Based on current data, AI in prostate imaging is currently useful for calculating prostate volume with semi-automatic segmentation of the prostate contour driven by machine learning approaches and auto-segmentation of prostate zones through convolutional neural networks. Further, there is evidence that AI may assist with lesion detection, segmentation, and characterization. This may in fact improve detection of lesions in the transition zone and enhance the characterization of marginal lesions (PI-RADS 3) though this has not yet been adopted in routine practice. More interestingly, radiomics may allow for a prediction of aggressivity with discrimination of aggressive and non-aggressive lesions. Additionally, while imaging approaches are routinely used for loco-regional staging, there have been few studies assessing the role of AI in this context.

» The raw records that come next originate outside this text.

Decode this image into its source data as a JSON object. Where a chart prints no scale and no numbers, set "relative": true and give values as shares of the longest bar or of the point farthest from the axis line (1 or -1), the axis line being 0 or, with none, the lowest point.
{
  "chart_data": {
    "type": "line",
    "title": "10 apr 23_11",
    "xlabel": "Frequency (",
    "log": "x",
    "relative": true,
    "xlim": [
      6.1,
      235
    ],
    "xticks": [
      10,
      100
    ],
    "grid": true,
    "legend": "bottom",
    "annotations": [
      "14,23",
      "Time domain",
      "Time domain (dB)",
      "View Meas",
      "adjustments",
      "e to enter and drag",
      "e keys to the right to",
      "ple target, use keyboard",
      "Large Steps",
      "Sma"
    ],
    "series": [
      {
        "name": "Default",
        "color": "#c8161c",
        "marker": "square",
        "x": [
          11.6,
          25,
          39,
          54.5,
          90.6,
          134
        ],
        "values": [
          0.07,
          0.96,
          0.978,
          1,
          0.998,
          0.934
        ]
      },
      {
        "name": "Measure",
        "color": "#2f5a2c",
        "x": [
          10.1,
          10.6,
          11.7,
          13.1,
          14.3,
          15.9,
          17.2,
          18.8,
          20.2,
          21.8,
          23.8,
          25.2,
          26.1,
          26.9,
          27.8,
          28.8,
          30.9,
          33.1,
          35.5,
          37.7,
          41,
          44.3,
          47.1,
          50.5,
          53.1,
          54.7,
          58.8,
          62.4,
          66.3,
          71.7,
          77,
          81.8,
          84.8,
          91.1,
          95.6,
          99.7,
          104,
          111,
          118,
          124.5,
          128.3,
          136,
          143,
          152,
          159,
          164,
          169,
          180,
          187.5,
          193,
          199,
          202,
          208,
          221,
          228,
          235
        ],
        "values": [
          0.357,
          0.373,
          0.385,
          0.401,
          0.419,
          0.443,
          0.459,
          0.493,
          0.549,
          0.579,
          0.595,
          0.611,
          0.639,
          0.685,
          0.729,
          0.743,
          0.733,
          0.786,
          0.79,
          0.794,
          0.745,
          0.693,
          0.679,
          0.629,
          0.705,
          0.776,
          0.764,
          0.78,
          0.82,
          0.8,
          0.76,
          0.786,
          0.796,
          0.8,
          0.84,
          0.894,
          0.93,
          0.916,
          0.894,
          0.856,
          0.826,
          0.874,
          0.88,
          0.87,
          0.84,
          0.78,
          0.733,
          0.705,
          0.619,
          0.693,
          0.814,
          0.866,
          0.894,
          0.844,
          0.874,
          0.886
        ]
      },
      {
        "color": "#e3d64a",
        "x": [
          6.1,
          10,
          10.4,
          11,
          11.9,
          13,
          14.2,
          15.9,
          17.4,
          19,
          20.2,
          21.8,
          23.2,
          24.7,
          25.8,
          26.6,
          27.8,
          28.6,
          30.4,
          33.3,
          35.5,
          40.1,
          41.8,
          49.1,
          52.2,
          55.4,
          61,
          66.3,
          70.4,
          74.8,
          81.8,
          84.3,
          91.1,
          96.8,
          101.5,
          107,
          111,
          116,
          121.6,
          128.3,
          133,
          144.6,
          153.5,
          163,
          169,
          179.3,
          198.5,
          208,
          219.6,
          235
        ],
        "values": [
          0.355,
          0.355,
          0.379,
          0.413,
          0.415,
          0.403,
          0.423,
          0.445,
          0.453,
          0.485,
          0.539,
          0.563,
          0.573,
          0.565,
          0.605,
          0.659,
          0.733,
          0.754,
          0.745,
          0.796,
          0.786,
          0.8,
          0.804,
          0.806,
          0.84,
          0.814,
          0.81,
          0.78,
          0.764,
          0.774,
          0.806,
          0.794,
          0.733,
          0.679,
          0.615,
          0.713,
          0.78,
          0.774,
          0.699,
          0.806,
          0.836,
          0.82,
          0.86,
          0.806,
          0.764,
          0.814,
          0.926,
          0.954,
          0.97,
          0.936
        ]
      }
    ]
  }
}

He emphasized that there is consistent and growing literature supporting the use of AI to improve prostate cancer diagnosis and risk stratification. Currently, while semi-automatic and auto-segmentation are in routine clinical practice, detection and characterization of lesions remain essentially experimental. Further, the literature on this topic is quite limited with most studies having small sample sizes, few addressing external validity or repeatability, and overall low quality. Assessing the question of AI accuracy, sensitivity, and specificity, he noted that while most studies show quite promising results in the derivation/training set, typically they perform considerably more poorly invalidation.
He cited a recent example that sought to identify, segment, and classify prostate tumors using AI with a radical prostatectomy gold standard. He noted that, even before training, there was substantial curation of the included patients and MRIs such that these results lack external validity. Using 92 characteristics, the authors sought to distinguish low grade (GGG1-2) from high grade (GGG3-5) tumors. Dr. Emberton suggested that this dichotomy is among the easiest discrimination task able to be addressed. In the end, 6 features were included in the algorithm and this performed reasonably well with an AUC = 0.81 in their validation subset with an overall accuracy of 75%.
In summary, he emphasized that imaging is likely to be simplified in the coming years. This will facilitate the integration of AI in imaging which will be expected, therefore, to have an increasing role in helping clinicians maximize the clinical utility of imaging studies.